大好きな本に囲まれた環境なら、あの夜のようにブルームと話ができるかもしれない。そんな淡い期待が心を突き動かしていた。
「では、早速執事様にもお話して……」
「――――こちらにおいででしたか、奥様」
そこへ乱入してきた声に振り向くと、今まさに会いに行こうとしていた見目麗しい執事――ノクスが花壇の向こうから現れた所だった。
ノクスの姿を目に止めたエルが佇まいを直しぺこりと礼をして、彼も『失礼します』と頭を下げソルフィオーラ達の傍にやって来て、エルの横に並ぶように立った。
エルもノクスも、ほぅと息を呑むほどに眉目秀麗である。体格もどことなく似ており、美男子が二人目の前にいる光景は眼福という他にない。エルは立派な女性だが。
「執事様! ちょうど良い所にいらっしゃったわ。わたくし達も今執事様にお伺いしようと思っていたところだったのです」
「奥様、私めの事は是非ノクスと呼び捨てて下さいませ。本当にちょうど良いタイミングです、実は旦那様より伝言を預かっておりましてそれを伝えに参ったのです」
「ブルーム、様から……?」
彼の名前を聞き、一気に緊張がソルフィオーラの身を包んだ。
「よろしければ先に奥様のご用件をお伺いしますが……」
「い、いえっ、いいの! 執……ノクスの方からお話して。ブルーム様は何と仰りましたの……?」
ドキドキしながらノクスの顔色を窺うように美麗な顔を見上げる。
最初に自分の要件を告げても良かったのだが、ブルームの名前が出たら最後彼の事で頭がいっぱいになる。今彼はどう思っているのか知りたくて知りたくて仕方がなくなった。

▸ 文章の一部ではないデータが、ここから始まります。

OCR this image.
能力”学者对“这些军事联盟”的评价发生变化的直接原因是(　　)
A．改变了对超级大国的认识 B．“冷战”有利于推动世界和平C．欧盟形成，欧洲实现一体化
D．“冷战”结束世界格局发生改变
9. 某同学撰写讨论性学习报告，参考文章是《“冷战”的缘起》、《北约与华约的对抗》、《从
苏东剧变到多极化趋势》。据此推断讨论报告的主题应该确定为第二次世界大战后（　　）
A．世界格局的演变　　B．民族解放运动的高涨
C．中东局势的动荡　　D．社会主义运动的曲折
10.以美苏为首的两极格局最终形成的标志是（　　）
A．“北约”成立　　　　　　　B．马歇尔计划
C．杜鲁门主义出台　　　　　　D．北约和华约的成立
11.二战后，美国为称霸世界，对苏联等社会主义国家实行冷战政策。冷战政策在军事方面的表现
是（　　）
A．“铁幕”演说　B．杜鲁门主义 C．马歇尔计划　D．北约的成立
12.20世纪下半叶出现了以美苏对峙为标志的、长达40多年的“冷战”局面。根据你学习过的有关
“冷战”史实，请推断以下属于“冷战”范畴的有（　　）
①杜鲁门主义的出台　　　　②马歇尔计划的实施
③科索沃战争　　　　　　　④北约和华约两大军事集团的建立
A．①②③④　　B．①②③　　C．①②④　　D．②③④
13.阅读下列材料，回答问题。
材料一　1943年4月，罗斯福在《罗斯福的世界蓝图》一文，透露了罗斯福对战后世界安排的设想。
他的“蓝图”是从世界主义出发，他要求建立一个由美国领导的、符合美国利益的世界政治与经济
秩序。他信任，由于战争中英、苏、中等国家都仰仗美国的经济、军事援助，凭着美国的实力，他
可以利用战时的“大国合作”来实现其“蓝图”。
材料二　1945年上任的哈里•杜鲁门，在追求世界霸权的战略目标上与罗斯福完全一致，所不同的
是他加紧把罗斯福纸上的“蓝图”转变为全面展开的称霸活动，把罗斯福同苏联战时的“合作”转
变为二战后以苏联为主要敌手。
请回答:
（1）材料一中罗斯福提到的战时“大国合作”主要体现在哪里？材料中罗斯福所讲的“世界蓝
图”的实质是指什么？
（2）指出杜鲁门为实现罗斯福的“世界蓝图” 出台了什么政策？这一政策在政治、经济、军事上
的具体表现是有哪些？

「ではお言葉に甘えまして……旦那様が、奥様を是非我がグレンツェンが誇る図書館にお連れしたいと申しております。よろしければこれから如何でしょうか? ……とのことでございます」
思いがけない伝言に、ソルフィオーラは言葉を失った。
思考を停止した頭で、たった今ノクスが告げた事をゆっくりと反芻する。
(私を……お連れしたい? これから? 図書館へ? それって、つまり――――?)
デートのお誘いであった。他でもない、ブルームからの。
ようやくそれを理解して、ソルフィオーラの表情がパッと明るくなった。それこそ太陽のような明るさを持った笑顔である。それがすぐにわたわたと慌てたようになって、その変わりようにクスっと笑みを漏らしたのはエルだった。
「こ、こうしてはいられませんわ! エル、すぐに支度を! ノクス、じゅ、十分程お待ちくださるかしら!? ブルーム様に、是非行きますとお伝えしてくださいまし!」
そしてソルフィオーラはエルの背中をぐいぐいと押して急ぐように庭園を後にする。
「ハハハ、……十分どころか、奥様が『行く』と言ったらブルームはいつまででも待つのに」
苦笑まじりに呟いたノクスの独り言は、あっという間に静かとなった庭園の空気にかき消える。
あの様子なら、きっと大丈夫だ。そう思ってノクスも庭園を後にする。
奥様の反応を告げたら、幼馴染はどんな面白い顔を見せるだろうか。
ノクスも、エルも、ブルームもソルフィオーラも――――誰もが楽しみな外出となりそうだった。